Eros Mancuso, Tomás Pochettino y el “Tucu” José Herrera son los protagonistas del episodio ocurrido a comienzos de 2026, pero que tomó verdadera dimensión pública ahora, cuando comenzaron a circular los videos del enfrentamiento. En las imágenes se ve una escena caótica: golpes de puño, empujones, una mujer repartiendo sillazos, varias personas intentando separar y hasta un perro metido en el medio del conflicto.
El video, que rápidamente se viralizó en redes sociales y medios locales, muestra el momento exacto en el que la discusión escala y se desata la pelea en plena calle, a metros del domicilio donde se realizaba la celebración. Un material impactante que expone a los futbolistas y que se transformó en la prueba clave del escándalo.
Según las primeras reconstrucciones, todo se habría originado por un reclamo de vecinos debido a ruidos molestos.
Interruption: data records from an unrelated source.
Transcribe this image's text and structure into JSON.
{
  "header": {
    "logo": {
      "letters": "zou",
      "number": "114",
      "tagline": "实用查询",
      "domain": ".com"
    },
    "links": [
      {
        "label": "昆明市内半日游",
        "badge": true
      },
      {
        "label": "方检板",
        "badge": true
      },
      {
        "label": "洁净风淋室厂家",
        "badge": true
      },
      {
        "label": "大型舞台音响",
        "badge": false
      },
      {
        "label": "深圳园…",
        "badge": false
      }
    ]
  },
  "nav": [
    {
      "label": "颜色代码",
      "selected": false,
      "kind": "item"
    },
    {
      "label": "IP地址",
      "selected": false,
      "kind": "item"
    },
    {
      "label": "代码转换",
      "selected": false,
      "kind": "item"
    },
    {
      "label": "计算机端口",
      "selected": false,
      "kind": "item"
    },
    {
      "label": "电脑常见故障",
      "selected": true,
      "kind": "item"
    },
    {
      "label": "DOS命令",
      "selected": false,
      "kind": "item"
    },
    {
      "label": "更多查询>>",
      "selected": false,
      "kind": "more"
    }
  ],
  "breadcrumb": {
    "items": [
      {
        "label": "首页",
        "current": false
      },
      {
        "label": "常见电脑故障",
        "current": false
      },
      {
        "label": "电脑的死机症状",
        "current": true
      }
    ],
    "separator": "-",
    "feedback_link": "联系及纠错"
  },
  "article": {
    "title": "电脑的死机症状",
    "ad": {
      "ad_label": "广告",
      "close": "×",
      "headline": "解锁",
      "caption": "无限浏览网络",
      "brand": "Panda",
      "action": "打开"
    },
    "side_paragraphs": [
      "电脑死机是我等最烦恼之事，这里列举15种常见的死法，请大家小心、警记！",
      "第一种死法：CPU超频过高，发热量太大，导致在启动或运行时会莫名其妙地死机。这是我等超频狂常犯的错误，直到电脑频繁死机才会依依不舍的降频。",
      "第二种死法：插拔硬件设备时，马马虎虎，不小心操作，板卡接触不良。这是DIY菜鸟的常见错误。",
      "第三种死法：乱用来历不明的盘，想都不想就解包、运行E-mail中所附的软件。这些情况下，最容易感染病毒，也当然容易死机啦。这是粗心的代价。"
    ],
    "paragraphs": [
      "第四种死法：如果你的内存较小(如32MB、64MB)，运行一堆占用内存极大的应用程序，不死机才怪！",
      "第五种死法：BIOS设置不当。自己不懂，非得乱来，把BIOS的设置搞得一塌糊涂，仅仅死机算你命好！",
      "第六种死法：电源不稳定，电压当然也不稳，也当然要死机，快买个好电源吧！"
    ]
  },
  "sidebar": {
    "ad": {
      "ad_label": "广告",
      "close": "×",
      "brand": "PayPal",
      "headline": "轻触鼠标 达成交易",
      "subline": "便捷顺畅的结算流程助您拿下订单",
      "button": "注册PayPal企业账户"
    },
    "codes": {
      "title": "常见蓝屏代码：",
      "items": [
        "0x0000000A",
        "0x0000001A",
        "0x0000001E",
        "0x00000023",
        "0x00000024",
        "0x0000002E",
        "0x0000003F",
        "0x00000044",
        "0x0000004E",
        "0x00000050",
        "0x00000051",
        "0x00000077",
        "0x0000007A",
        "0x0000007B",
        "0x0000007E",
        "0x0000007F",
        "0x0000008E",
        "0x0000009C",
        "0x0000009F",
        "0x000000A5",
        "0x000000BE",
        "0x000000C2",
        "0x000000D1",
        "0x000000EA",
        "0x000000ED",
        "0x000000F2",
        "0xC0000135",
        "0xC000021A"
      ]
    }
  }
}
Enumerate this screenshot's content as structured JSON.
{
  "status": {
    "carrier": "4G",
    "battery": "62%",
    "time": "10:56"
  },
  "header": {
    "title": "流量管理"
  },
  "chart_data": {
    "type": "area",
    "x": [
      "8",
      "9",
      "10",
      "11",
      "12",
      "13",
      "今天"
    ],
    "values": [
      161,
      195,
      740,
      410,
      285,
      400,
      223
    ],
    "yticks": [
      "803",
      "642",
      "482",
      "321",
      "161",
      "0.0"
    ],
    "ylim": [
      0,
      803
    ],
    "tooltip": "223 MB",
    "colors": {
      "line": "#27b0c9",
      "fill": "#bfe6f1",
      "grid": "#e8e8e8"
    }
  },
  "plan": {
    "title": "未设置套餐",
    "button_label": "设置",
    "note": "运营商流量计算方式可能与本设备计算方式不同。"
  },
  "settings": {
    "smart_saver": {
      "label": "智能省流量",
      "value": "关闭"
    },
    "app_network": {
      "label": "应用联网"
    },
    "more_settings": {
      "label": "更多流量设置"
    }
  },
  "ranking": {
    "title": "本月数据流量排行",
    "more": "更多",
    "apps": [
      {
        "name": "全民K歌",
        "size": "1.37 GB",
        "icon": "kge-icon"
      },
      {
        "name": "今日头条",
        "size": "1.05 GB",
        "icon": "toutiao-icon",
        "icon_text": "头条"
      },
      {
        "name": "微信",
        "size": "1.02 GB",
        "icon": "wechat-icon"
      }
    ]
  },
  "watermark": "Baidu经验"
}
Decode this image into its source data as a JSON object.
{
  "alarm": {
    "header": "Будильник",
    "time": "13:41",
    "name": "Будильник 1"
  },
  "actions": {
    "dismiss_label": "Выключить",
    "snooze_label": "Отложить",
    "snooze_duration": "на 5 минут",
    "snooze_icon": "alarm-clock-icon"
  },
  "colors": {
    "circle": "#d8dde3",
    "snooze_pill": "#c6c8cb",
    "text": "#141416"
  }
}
De acuerdo a una denuncia formal, la música se mantuvo a alto volumen hasta cerca de las cinco de la mañana, lo que motivó la intervención de un vecino que aseguró que su hija no podía dormir.
El conflicto no quedó solo en una discusión verbal. La situación se desbordó, hubo forcejeos, agresiones físicas y destrozos, lo que derivó en la intervención de la Policía Civil de Ceará, que ahora analiza las imágenes viralizadas como parte de una investigación judicial en curso.
En medio del revuelo, Mancuso realizó un descargo público en redes sociales, donde dio su versión de los hechos. El lateral argentino aseguró que el vecino se presentó “fuera de control”, lanzó insultos contra su persona y su profesión, e incluso ingresó a la vivienda causando daños en una puerta.
Mientras Fortaleza sigue de cerca la situación y evalúa los pasos a seguir, el episodio ya cruzó fronteras y puso a los futbolistas argentinos en el centro de un escándalo que mezcla fútbol, noche, violencia y redes sociales. Un Año Nuevo que, lejos de empezar con brindis y festejos, terminó a los golpes y con final abierto.